RE: Comparison of restoration requirements between transport and packet networks

Hi Neil,

Please see comments inline

Thanks,

Richard.

-----Original Message-----
From: owner-ccamp@ops.ietf.org [mailto:owner-ccamp@ops.ietf.org] On Behalf Of neil.2.harrison@bt.com
Sent: Thursday, September 11, 2003 5:06 AM
To: rabbat@fla.fujitsu.com; ccamp@ops.ietf.org
Subject: RE: Comparison of restoration requirements between transport and packet networks

Richard,

In section 1 of your paper it says:

"This document presents a fault notification protocol that is both technology and topology agnostic, and applies to intra-domain protection. "

[Richard] What the draft meant is that we do not described the technology implementation of the flooding method described in it. Rather we keep the implementation separate. I’ll change to sentence to clear the misunderstanding

That being the case, wherever it is to be used one needs all the defects defining. Defects should be detected in the data-plane (and not by control-plane proxy) at the trail termination point using the OAM functions appropriate to the mode/technology, ie cnls is different to co-ps is different to co-cs. If one wants to go 'fast' (and I seriously question the sanity of those seeking to beat 50ms in SDH at higher layer networks) then only certain defects and technologies are relevant. Further, one should take care not to invoke protection/restoration for error events which self-clear.

[Richard] I wholeheartedly agree. 50 ms is most probably not doable in shared mesh networks.

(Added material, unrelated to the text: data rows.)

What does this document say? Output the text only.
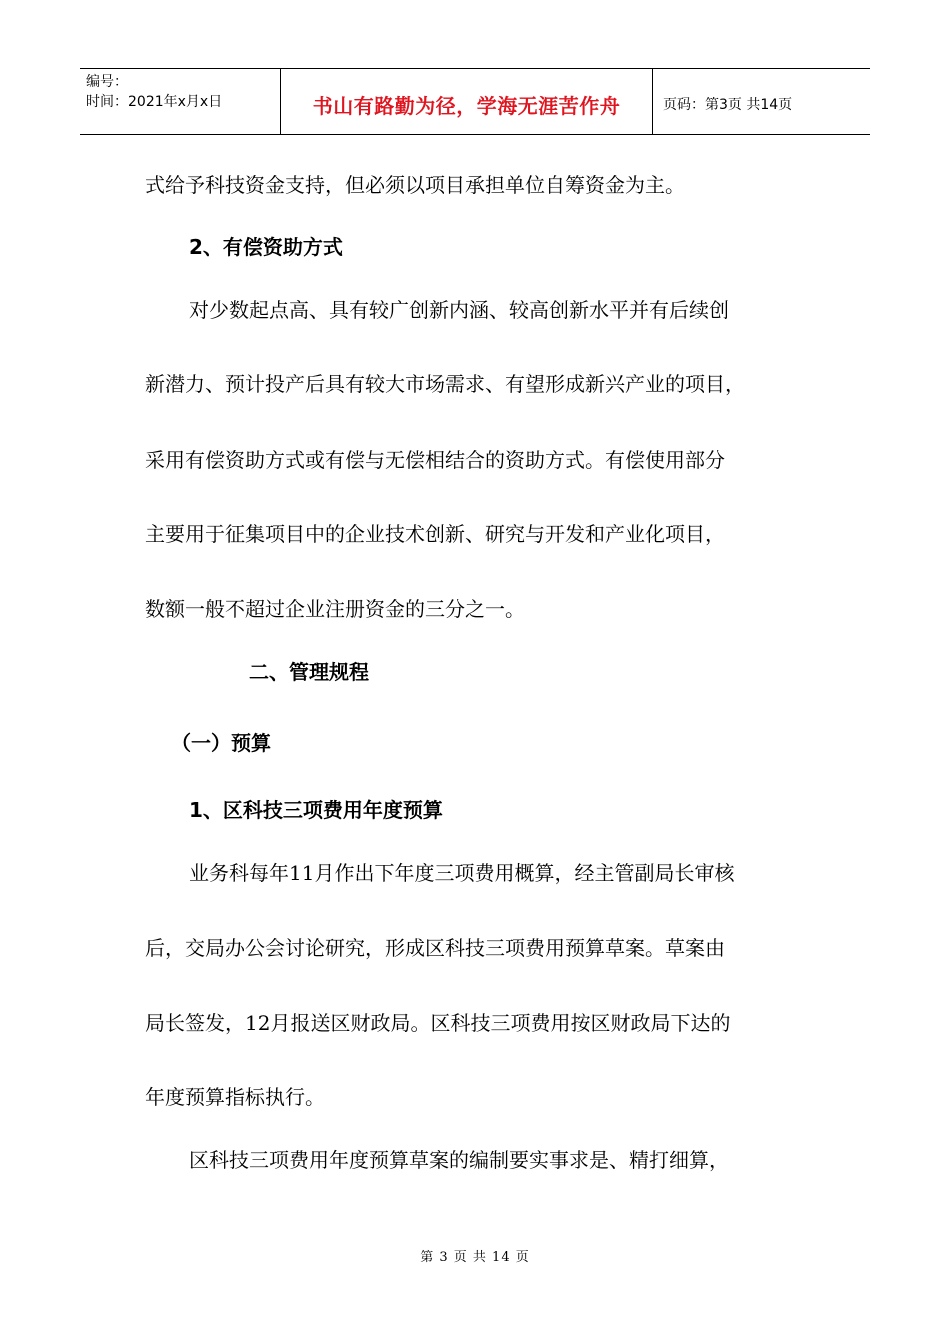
编号：
时间：2021年x月x日	书山有路勤为径，学海无涯苦作舟	页码：第3页 共14页
式给予科技资金支持，但必须以项目承担单位自筹资金为主。
2、有偿资助方式
对少数起点高、具有较广创新内涵、较高创新水平并有后续创
新潜力、预计投产后具有较大市场需求、有望形成新兴产业的项目，
采用有偿资助方式或有偿与无偿相结合的资助方式。有偿使用部分
主要用于征集项目中的企业技术创新、研究与开发和产业化项目，
数额一般不超过企业注册资金的三分之一。
二、管理规程
（一）预算
1、区科技三项费用年度预算
业务科每年11月作出下年度三项费用概算，经主管副局长审核
后，交局办公会讨论研究，形成区科技三项费用预算草案。草案由
局长签发，12月报送区财政局。区科技三项费用按区财政局下达的
年度预算指标执行。
区科技三项费用年度预算草案的编制要实事求是、精打细算，
第 3 页 共 14 页
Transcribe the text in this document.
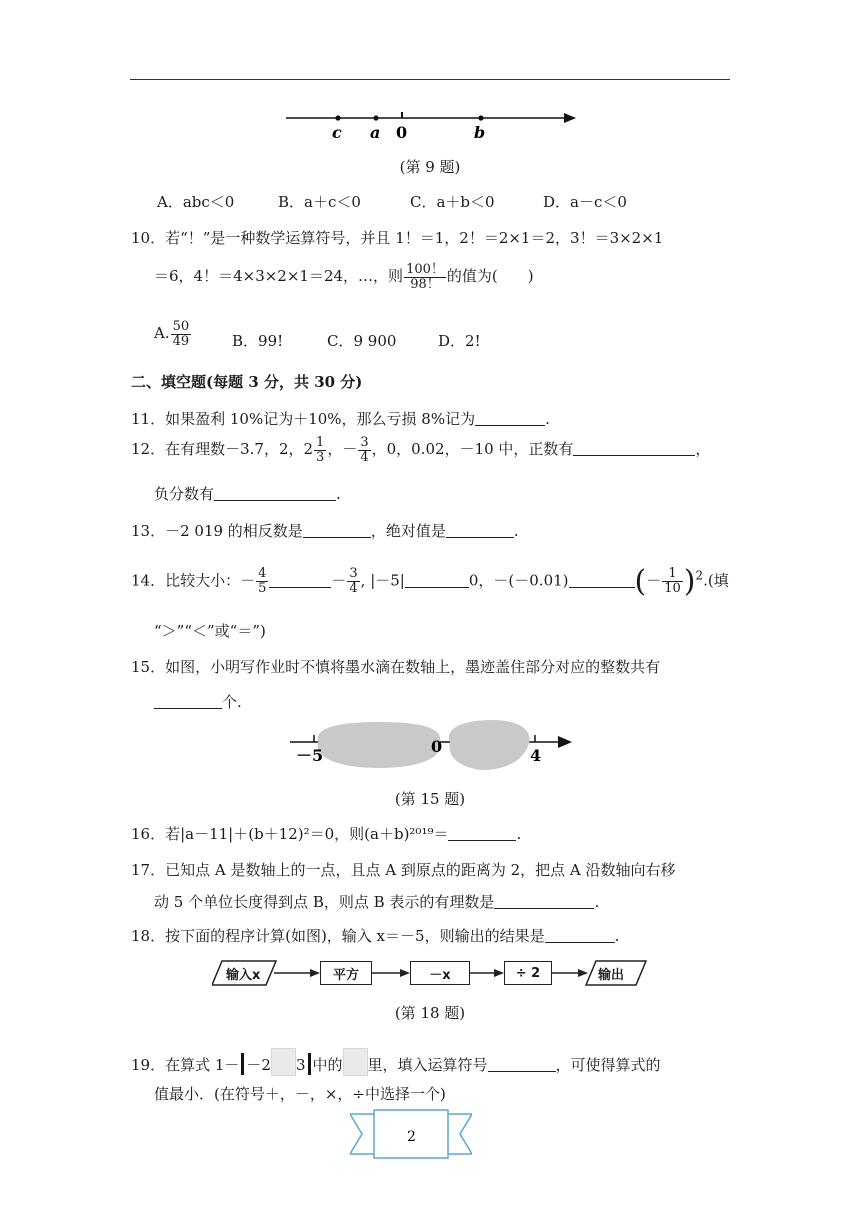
c a 0	b
(第 9 题)
A．abc＜0	B．a＋c＜0	C．a＋b＜0	D．a－c＜0
10．若“！”是一种数学运算符号，并且 1！＝1，2！＝2×1＝2，3！＝3×2×1
＝6，4！＝4×3×2×1＝24，…，则 $\frac{100!}{98!}$ 的值为(　　)
A. $\frac{50}{49}$	B．99!	C．9 900	D．2!
二、填空题(每题 3 分，共 30 分)
11．如果盈利 10%记为＋10%，那么亏损 8%记为	.
12．在有理数－3.7，2，$2 \frac{1}{3}$ ，－ $\frac{3}{4}$ ，0，0.02，－10 中，正数有	，
负分数有	.
13．－2 019 的相反数是	，绝对值是	.
14．比较大小：－ $\frac{4}{5}$	－ $\frac{3}{4}$ , |－5|	0，－(－0.01) (－ $\frac{1}{10} )^2$.(填
“＞”“＜”或“＝”)
15．如图，小明写作业时不慎将墨水滴在数轴上，墨迹盖住部分对应的整数共有
个.
－5	0	4
(第 15 题)
16．若|a－11|＋(b＋12)²＝0，则(a＋b)²⁰¹⁹＝	.
17．已知点 A 是数轴上的一点，且点 A 到原点的距离为 2，把点 A 沿数轴向右移
动 5 个单位长度得到点 B，则点 B 表示的有理数是	.
18．按下面的程序计算(如图)，输入 x＝－5，则输出的结果是	.
输入x	平方	－x	÷ 2	输出
(第 18 题)
19．在算式 1－ －2 3 中的 里，填入运算符号	，可使得算式的
值最小．(在符号＋，－，×，÷中选择一个)
2
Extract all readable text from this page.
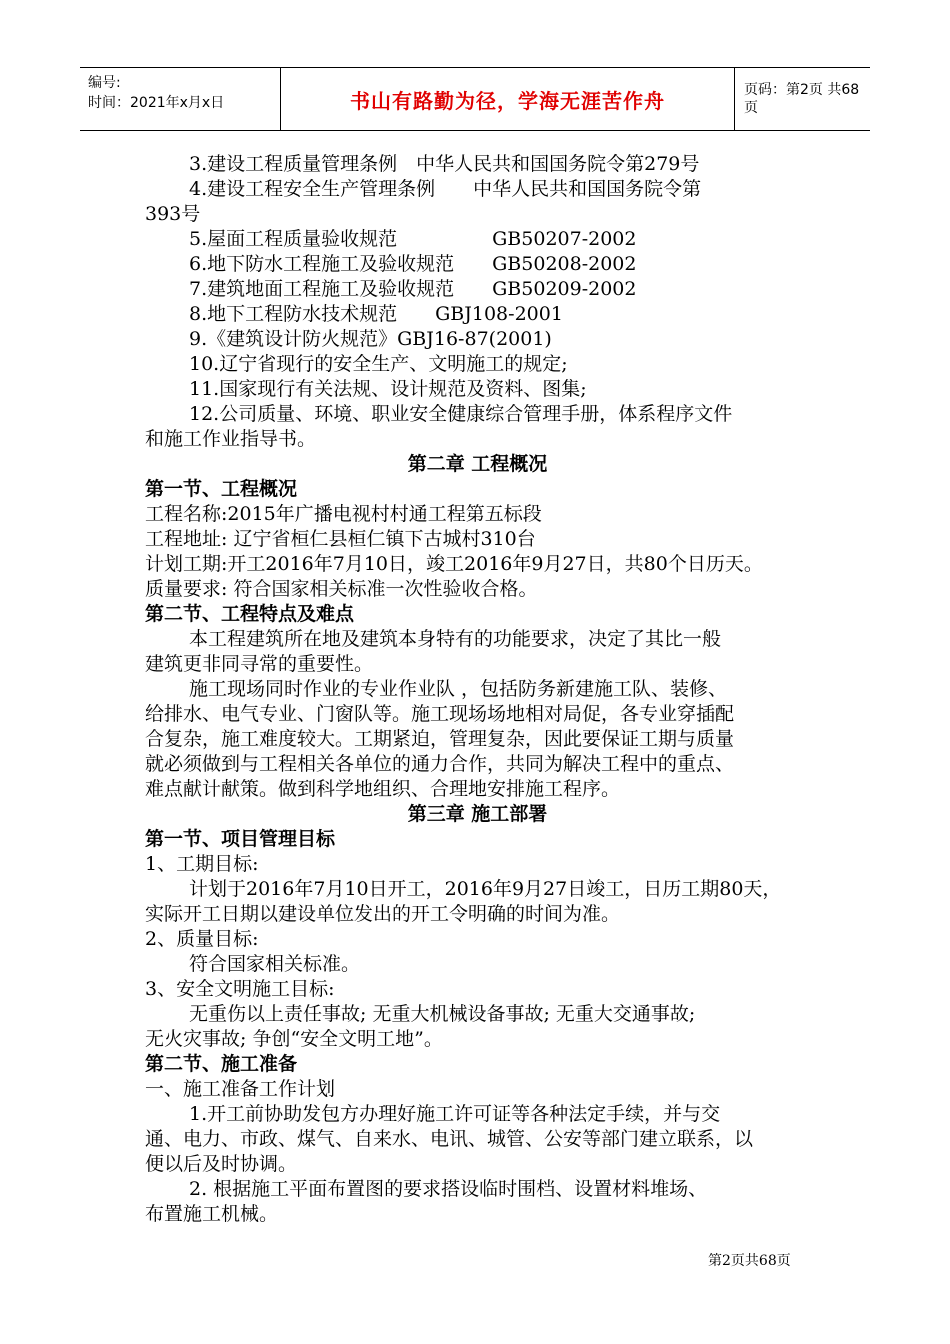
编号:
时间：2021年x月x日	书山有路勤为径，学海无涯苦作舟	页码：第2页 共68页
3.建设工程质量管理条例　中华人民共和国国务院令第279号
4.建设工程安全生产管理条例　　中华人民共和国国务院令第
393号
5.屋面工程质量验收规范　　　　　GB50207-2002
6.地下防水工程施工及验收规范　　GB50208-2002
7.建筑地面工程施工及验收规范　　GB50209-2002
8.地下工程防水技术规范　　GBJ108-2001
9.《建筑设计防火规范》GBJ16-87(2001)
10.辽宁省现行的安全生产、文明施工的规定;
11.国家现行有关法规、设计规范及资料、图集;
12.公司质量、环境、职业安全健康综合管理手册，体系程序文件
和施工作业指导书。
第二章 工程概况
第一节、工程概况
工程名称:2015年广播电视村村通工程第五标段
工程地址: 辽宁省桓仁县桓仁镇下古城村310台
计划工期:开工2016年7月10日，竣工2016年9月27日，共80个日历天。
质量要求: 符合国家相关标准一次性验收合格。
第二节、工程特点及难点
本工程建筑所在地及建筑本身特有的功能要求，决定了其比一般
建筑更非同寻常的重要性。
施工现场同时作业的专业作业队 ，包括防务新建施工队、装修、
给排水、电气专业、门窗队等。施工现场场地相对局促，各专业穿插配
合复杂，施工难度较大。工期紧迫，管理复杂，因此要保证工期与质量
就必须做到与工程相关各单位的通力合作，共同为解决工程中的重点、
难点献计献策。做到科学地组织、合理地安排施工程序。
第三章 施工部署
第一节、项目管理目标
1、工期目标:
计划于2016年7月10日开工，2016年9月27日竣工，日历工期80天，
实际开工日期以建设单位发出的开工令明确的时间为准。
2、质量目标:
符合国家相关标准。
3、安全文明施工目标:
无重伤以上责任事故; 无重大机械设备事故; 无重大交通事故;
无火灾事故; 争创“安全文明工地”。
第二节、施工准备
一、施工准备工作计划
1.开工前协助发包方办理好施工许可证等各种法定手续，并与交
通、电力、市政、煤气、自来水、电讯、城管、公安等部门建立联系，以
便以后及时协调。
2. 根据施工平面布置图的要求搭设临时围档、设置材料堆场、
布置施工机械。
第2页共68页
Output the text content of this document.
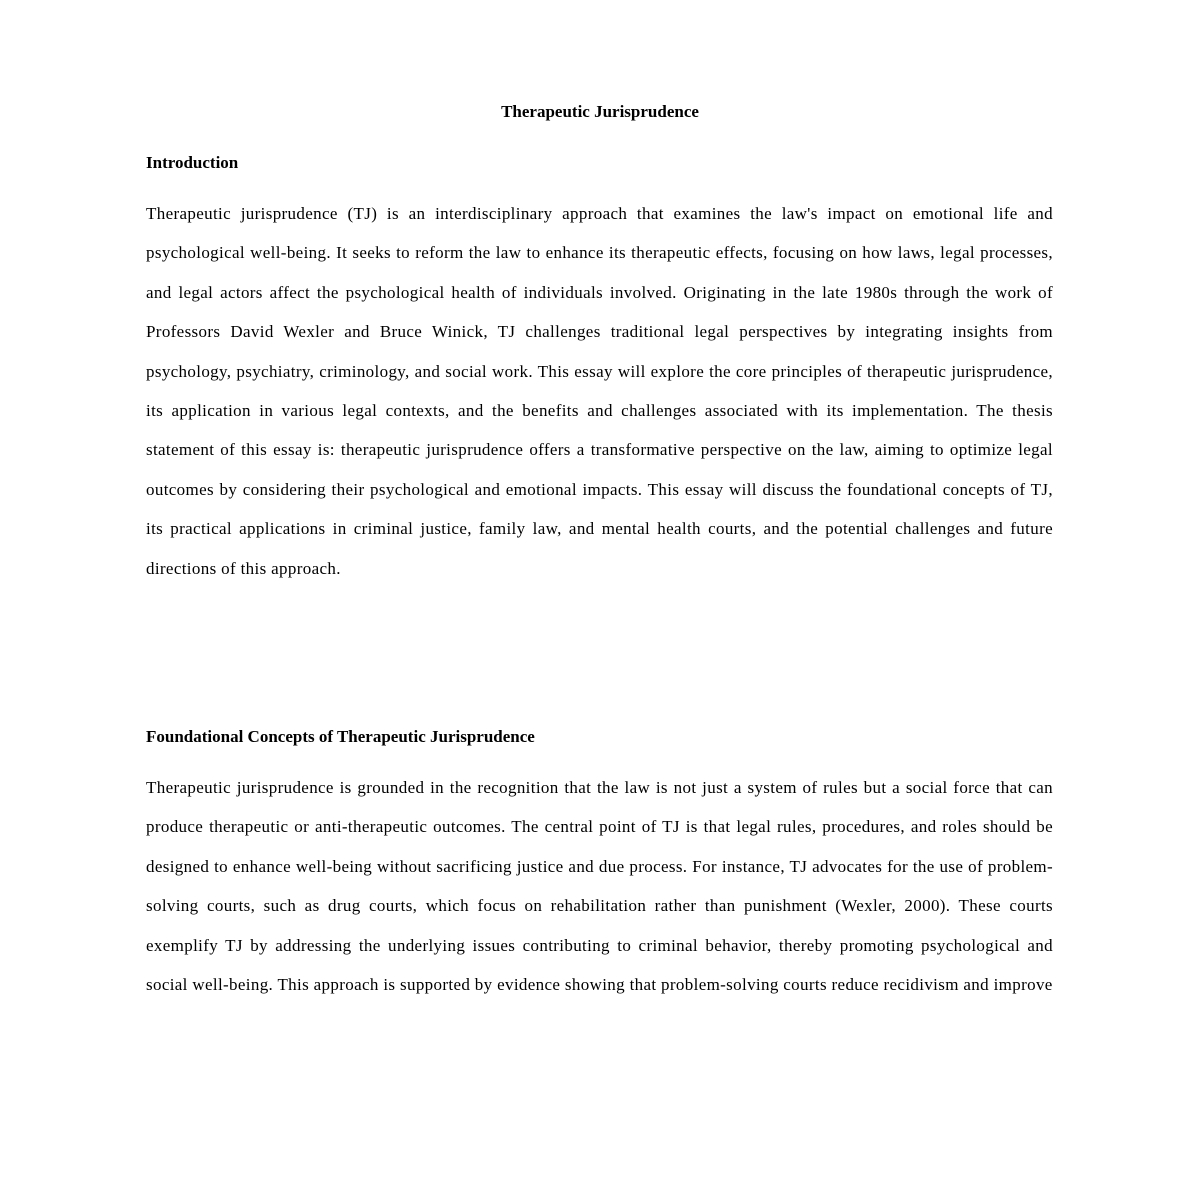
Therapeutic Jurisprudence
Introduction

Therapeutic jurisprudence (TJ) is an interdisciplinary approach that examines the law's impact on emotional life and psychological well-being. It seeks to reform the law to enhance its therapeutic effects, focusing on how laws, legal processes, and legal actors affect the psychological health of individuals involved. Originating in the late 1980s through the work of Professors David Wexler and Bruce Winick, TJ challenges traditional legal perspectives by integrating insights from psychology, psychiatry, criminology, and social work. This essay will explore the core principles of therapeutic jurisprudence, its application in various legal contexts, and the benefits and challenges associated with its implementation. The thesis statement of this essay is: therapeutic jurisprudence offers a transformative perspective on the law, aiming to optimize legal outcomes by considering their psychological and emotional impacts. This essay will discuss the foundational concepts of TJ, its practical applications in criminal justice, family law, and mental health courts, and the potential challenges and future directions of this approach.

Foundational Concepts of Therapeutic Jurisprudence

Therapeutic jurisprudence is grounded in the recognition that the law is not just a system of rules but a social force that can produce therapeutic or anti-therapeutic outcomes. The central point of TJ is that legal rules, procedures, and roles should be designed to enhance well-being without sacrificing justice and due process. For instance, TJ advocates for the use of problem-solving courts, such as drug courts, which focus on rehabilitation rather than punishment (Wexler, 2000). These courts exemplify TJ by addressing the underlying issues contributing to criminal behavior, thereby promoting psychological and social well-being. This approach is supported by evidence showing that problem-solving courts reduce recidivism and improve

NH=> That was not my point......50ms is *not* required by applications was my point. I see people doing irrational things that have little real prectical benefit, and this is not the worst offender.....see my brief remarks on 'complexity' in my prior mail, which I have snipped out below.

The general rule with protection/restoration is:

"As fast as *sensible* (ie don't trigger on error events) as close to the duct, and as slow as possible close to the application (and for sure don't trigger on error events here......noting that error events can get extended as they map upwards through layer networks)."

The other point I was alluding to is that one requires all the defects for the mode/technology in question to have been specified in terms of entry/exit criteria and consequent actions......and for co modes the FDI consequent action is essential for the reaosn I gave previously (snipped here). There are 3, and only 3, networking modes, viz cnls, co-ps and co-cs.....all technologies map to one of these. All modes are required, as all provide different behaviours. However, the functional components of each mode should migrate to best-of-breed......not crunched across all modes as that makes zero technical/commercial sense. OAM and fault detection/handling is one key functional component. It has a different specification in the cnls, co-ps and co-cs cases. It also assumes that the functional architecture of G.805 (co modes) and G.809 (cnls) is respected. In the co-ps/cs case the only valid topologies are p2p and p2mp.......break the rules here (can't in co-cs mode anyway, can in co-ps mode) and you have created a difficult (and quite unecessary) OAM/fault-management problem. That was was other point wrt to 'can you point to where the defects are specified is you want this proposal to be mode/technology agnostic?'

It may be doable in simpler configurations. The whole point of the draft is to *guarantee* a notification time. With all the layers doing some kind of protection and restoration at different time granularities, escalation some layers need to wait for lower layers to recover from a fault/defect before starting their own process. How does one define the time if there is no time guarantee?

NH=> A laudable aim....but it will never be possible to set hard bounds *unless* we fix the hierarchical client/server relationships for ever. Let me give you and example for you to answer wrt to the activities in the PWE3 group. What is the protection speed requirments for SDHoverMPLS in the client (SDH) and server (MPLS) case? And now extend this to some arbitrary nested client/server stack where one operator may not own the layers below a certain point (and which he has no visibility of).......so what is there to control 'which' and 'how many' client/server transitions exist below here?

{Aside - I have some interesting ideas how to architecturally model/control arbitrary (and silly) client/server relationships (eg like SDHoverIP) from a performance HRX viewpoint....but that is not for discussion here.}

Should we assign a random value and hope for the best or should there be a time after which one is assured that the other layer did not accomplish its task and engage its own recovery mechanism. Assign 1 second or 200 ms or any time as being a hard bound, but make it hard.

The defects that we thought about when we wrote this draft are:

- Fiber cut

- Transponder failure

- Node failure

I hope this clears up the misunderstanding.

NH=> See my remarks above. Wrt to the defects you considered, yes I realise you homed in on the OTN.